Technology

No seat belts in future smart cars?

September 20, 2014 10:33 PM

Major automakers, for decades, heaped scorn on air bags and resisted making them standard equipment. At the start, 40 years ago or so, most people could not be persuaded to buckle up; this was before states passed laws mandating seatbelt use. Soon enough, interest turned to the air bag, a "passive" instrument that required no action by the driver and the passenger. If their car crashed, a balloon-like cushion would pop up on its own to protect them. Naturally, installing this device would make a car more expensive. In their fashion, the big auto companies balked, a stance that they maintained for many years, until their resistance finally wore out.

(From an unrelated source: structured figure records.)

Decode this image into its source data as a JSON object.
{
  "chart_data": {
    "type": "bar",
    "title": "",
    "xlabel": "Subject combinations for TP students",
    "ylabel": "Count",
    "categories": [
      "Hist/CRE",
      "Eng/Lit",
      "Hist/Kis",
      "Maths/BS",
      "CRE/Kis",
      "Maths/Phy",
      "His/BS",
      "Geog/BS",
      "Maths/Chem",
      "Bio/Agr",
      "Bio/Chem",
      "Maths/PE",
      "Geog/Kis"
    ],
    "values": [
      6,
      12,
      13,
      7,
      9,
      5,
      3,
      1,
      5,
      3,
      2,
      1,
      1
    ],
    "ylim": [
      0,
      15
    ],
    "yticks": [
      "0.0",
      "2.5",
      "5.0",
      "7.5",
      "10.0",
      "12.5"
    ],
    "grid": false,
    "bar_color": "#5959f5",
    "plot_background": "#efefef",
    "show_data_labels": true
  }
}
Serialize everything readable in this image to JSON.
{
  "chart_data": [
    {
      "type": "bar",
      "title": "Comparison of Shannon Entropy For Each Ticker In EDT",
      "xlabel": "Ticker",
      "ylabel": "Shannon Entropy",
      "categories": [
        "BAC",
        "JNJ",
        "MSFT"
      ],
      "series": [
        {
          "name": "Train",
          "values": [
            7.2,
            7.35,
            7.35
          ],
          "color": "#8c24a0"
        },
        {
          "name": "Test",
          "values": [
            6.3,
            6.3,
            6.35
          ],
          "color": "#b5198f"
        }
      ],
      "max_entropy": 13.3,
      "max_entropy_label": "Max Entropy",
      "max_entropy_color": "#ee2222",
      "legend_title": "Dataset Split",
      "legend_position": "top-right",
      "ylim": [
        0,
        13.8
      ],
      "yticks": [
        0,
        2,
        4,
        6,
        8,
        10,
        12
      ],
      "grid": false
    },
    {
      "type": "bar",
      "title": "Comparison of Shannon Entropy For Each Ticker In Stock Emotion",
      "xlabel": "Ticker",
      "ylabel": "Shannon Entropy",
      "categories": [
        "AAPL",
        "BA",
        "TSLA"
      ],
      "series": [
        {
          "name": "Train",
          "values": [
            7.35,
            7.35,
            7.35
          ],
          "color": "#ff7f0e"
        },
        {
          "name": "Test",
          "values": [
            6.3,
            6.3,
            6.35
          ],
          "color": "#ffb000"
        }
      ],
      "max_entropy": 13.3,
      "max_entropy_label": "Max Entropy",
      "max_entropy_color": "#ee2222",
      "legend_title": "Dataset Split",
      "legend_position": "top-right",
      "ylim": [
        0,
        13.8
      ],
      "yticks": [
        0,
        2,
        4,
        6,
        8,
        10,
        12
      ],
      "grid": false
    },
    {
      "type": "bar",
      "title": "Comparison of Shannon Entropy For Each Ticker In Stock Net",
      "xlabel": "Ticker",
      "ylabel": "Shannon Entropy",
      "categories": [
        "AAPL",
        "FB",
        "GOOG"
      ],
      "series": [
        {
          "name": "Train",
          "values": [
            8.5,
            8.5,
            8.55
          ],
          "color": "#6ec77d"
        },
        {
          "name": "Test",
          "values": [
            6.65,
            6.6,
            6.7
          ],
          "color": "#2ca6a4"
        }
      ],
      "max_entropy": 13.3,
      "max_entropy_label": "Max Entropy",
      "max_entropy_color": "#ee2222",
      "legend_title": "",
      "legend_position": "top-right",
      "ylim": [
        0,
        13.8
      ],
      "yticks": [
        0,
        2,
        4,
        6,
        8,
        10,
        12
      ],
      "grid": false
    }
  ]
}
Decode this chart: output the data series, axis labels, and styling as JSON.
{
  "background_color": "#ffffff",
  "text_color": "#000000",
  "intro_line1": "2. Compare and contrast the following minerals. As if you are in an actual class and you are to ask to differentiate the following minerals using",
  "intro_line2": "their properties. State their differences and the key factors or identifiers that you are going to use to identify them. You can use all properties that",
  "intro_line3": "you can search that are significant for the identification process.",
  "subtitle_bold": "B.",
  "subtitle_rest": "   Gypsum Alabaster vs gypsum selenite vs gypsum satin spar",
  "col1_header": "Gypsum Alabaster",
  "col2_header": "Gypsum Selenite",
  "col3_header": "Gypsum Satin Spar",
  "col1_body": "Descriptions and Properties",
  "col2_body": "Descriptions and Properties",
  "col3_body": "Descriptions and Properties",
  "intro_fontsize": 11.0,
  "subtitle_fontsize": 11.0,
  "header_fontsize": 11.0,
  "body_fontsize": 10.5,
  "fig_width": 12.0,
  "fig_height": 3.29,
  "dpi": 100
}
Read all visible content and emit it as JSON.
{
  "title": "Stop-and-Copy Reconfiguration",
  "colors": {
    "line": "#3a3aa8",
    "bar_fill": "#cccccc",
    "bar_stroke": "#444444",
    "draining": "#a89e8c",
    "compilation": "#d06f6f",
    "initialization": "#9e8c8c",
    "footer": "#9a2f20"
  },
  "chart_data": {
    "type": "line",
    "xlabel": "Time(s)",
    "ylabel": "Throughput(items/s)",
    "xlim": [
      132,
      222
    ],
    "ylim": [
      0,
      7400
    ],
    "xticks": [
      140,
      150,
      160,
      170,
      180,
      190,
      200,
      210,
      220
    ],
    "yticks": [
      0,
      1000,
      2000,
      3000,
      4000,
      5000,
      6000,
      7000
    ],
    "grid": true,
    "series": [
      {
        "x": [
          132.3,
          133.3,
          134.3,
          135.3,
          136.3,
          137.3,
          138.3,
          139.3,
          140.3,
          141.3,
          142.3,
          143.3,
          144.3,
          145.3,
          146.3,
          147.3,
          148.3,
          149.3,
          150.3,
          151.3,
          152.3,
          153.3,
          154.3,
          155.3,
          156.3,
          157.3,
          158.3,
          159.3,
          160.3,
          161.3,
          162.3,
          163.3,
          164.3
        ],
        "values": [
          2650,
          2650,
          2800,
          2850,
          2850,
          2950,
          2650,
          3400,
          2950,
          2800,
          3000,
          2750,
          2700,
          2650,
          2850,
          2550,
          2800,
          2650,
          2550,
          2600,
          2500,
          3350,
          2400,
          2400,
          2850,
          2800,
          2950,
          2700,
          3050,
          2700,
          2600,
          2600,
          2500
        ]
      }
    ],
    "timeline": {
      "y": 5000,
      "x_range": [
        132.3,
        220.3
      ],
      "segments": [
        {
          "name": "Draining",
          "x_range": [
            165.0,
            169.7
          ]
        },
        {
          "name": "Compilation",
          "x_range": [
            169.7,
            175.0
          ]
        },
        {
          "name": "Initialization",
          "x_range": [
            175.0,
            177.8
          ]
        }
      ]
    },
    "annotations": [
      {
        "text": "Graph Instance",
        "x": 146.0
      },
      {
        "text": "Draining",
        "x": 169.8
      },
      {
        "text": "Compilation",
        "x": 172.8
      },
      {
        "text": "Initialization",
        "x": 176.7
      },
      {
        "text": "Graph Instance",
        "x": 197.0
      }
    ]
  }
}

Not that air bags were perfect. They were initially designed with 165-pound adults in mind. That made smaller people, especially children, vulnerable to injury from the explosive force of the air bag's opening. In the 1990s, 175 people died in this manner, more than 100 of them children, according to the United States' National Highway Traffic Safety Administration. Terrible as that toll was, it lay in the balance against nearly 6,400 lives said to have been saved by air bags in that decade. Later improvements corrected many of the one-size-doesn't-fit-all shortcomings, though problems remained. A New York Times investigation, its results published on Friday, found that exploding air bags produced by a Japanese supplier were linked to two deaths and dozens of injuries in vehicles from Honda and other automakers. Slowly across the past decade, millions of potentially troubled vehicles have been recalled.

Will future vehicles even need these gadgets? Cars are becoming marvels of artificial intelligence, able to avert accidents entirely with sensors that, for instance, can warn a motorist that he or she is veering perilously into someone else's lane or getting too close to the vehicle up ahead.